Thanks Dave Ward, added to body of story.
Posted yesterday at 3:41pm. Link still working for me in Canada
http://wattsupwiththat.com/2012/10/28/bbc-to-feature-climategate-for-halloween/#comment-1131212
Re the BBC Climategate Revisited.
Surely a subtle BBC Warmist bias was created….
I notice that the dark side are called scientists and the enlightened are called sceptics
Anthony: Thanks for the link.
I read the transcription. I must say that it was very disappointing. Inspiring in a tired sort of way.
There were several sections where I thought the narrator/interviewer was onto a blood trail, only to end it with a disappointing false answer from Mann or Schmidt or even a curious phrase of ‘Bishop Hill, Andrew Montford’ that I have to wonder if it’s use was in context with how he stated it.

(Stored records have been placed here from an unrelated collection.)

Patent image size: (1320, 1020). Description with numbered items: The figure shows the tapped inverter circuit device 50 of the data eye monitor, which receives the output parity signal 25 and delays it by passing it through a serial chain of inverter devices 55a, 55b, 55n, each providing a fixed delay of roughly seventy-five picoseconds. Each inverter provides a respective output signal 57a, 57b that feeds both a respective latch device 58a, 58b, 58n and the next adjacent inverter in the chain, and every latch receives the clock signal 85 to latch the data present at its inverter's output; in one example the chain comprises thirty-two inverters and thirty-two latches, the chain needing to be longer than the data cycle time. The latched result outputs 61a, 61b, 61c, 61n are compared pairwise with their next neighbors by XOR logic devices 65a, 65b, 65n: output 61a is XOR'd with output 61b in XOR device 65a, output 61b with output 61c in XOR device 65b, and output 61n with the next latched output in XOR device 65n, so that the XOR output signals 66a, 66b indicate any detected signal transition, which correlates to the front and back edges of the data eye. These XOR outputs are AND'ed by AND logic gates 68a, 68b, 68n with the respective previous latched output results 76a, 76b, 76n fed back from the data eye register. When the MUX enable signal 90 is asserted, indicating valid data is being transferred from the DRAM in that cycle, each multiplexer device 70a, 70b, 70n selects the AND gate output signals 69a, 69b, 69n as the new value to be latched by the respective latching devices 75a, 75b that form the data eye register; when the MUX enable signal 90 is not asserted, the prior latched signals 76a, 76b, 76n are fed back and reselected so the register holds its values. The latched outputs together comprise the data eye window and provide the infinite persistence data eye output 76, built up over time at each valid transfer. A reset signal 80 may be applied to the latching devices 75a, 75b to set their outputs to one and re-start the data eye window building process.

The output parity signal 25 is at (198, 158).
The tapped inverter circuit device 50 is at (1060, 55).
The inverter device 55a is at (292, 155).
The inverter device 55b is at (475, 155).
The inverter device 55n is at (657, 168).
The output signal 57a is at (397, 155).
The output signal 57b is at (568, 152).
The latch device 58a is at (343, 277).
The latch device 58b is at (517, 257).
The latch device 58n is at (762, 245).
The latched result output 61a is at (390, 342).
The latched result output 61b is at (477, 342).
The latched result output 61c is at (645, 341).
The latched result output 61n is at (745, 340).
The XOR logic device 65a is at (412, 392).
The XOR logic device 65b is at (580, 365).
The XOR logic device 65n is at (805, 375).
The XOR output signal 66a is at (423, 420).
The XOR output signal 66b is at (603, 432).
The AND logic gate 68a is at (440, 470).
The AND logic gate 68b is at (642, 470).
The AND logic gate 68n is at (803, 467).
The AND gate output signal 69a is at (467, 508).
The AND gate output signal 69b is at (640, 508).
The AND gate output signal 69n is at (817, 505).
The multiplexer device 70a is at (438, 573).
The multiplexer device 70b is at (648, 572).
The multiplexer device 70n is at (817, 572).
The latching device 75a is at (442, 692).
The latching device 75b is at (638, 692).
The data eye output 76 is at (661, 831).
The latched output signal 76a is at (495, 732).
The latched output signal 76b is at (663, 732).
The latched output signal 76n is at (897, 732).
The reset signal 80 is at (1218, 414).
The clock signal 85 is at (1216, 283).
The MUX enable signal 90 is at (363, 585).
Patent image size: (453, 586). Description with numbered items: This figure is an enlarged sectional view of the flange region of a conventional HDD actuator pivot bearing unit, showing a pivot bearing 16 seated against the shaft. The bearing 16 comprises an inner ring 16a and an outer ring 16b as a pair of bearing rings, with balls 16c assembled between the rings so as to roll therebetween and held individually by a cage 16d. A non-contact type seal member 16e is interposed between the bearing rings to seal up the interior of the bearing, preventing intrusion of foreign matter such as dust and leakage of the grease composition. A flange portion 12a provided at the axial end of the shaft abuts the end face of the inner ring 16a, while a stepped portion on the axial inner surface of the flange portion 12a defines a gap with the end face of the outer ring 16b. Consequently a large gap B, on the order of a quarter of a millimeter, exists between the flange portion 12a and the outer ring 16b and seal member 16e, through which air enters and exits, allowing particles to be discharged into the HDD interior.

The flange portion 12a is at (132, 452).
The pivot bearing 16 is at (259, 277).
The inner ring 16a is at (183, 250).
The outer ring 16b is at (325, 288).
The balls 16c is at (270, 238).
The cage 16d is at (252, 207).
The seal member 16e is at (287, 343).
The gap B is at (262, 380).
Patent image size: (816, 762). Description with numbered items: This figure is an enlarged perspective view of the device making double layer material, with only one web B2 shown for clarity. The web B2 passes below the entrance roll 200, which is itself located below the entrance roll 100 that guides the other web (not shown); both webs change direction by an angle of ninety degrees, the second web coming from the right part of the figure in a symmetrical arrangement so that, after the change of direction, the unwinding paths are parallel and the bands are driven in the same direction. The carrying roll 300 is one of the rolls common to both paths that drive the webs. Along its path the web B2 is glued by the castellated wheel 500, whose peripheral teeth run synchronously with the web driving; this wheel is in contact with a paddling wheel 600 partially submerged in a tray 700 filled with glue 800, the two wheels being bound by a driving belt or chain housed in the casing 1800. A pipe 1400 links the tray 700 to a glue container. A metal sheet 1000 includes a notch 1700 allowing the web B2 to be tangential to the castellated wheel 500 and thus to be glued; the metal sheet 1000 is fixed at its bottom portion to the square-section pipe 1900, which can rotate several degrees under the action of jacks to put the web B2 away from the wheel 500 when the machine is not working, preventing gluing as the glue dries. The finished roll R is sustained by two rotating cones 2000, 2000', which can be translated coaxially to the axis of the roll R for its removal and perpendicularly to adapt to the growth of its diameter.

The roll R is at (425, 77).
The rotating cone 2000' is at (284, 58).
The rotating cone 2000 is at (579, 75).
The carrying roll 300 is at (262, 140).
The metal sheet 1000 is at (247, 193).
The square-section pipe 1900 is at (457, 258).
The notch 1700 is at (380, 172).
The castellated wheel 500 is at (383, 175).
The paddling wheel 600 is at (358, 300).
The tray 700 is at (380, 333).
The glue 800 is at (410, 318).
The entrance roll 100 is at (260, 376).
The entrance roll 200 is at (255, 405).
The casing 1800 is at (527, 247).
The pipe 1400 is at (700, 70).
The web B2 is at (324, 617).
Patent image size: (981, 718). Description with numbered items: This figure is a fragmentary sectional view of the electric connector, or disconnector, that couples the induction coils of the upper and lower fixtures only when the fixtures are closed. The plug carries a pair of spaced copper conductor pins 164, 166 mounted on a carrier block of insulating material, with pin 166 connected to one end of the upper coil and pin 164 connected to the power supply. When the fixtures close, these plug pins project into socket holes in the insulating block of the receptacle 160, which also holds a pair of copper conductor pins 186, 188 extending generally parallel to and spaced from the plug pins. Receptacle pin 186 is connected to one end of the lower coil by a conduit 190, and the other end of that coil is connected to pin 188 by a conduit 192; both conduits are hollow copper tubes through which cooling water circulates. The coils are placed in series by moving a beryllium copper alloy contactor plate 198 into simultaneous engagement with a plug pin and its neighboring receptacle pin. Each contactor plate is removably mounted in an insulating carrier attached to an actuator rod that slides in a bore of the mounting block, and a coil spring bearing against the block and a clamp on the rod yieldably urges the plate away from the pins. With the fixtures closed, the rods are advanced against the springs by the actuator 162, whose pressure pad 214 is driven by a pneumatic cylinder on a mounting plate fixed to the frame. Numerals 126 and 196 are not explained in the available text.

Still, it was far more fair than many another ‘media review’ and it left the full answer hanging, for future use. Isn’t that the classic BBC ending for shows? There lies the tired inspiration, will someone in a major media outlet actually sink their teeth into some of the real issues climategate revealed and root out the corruption revealed? Stay tuned, maybe, just in case, here’s hoping for the password to FOIA’s cache of evidence.
Communist spy Guy Burgess was recruited by the Russians while at university and his first job was not in intelligence – it was with the BBC. Now I wonder why the KGB was so keen he should work there?
Fascinating stuff. Good to see the BBC relatively evenhanded. If only our Oz ABC could emulate. A couple of centuries ago the BBC management would have had the presenter tried, & convicted of treason, the sentence commuted to transportation; so we would have finished up with this traitor. He would make an excellent town crier. Cheers from chilly Sydney.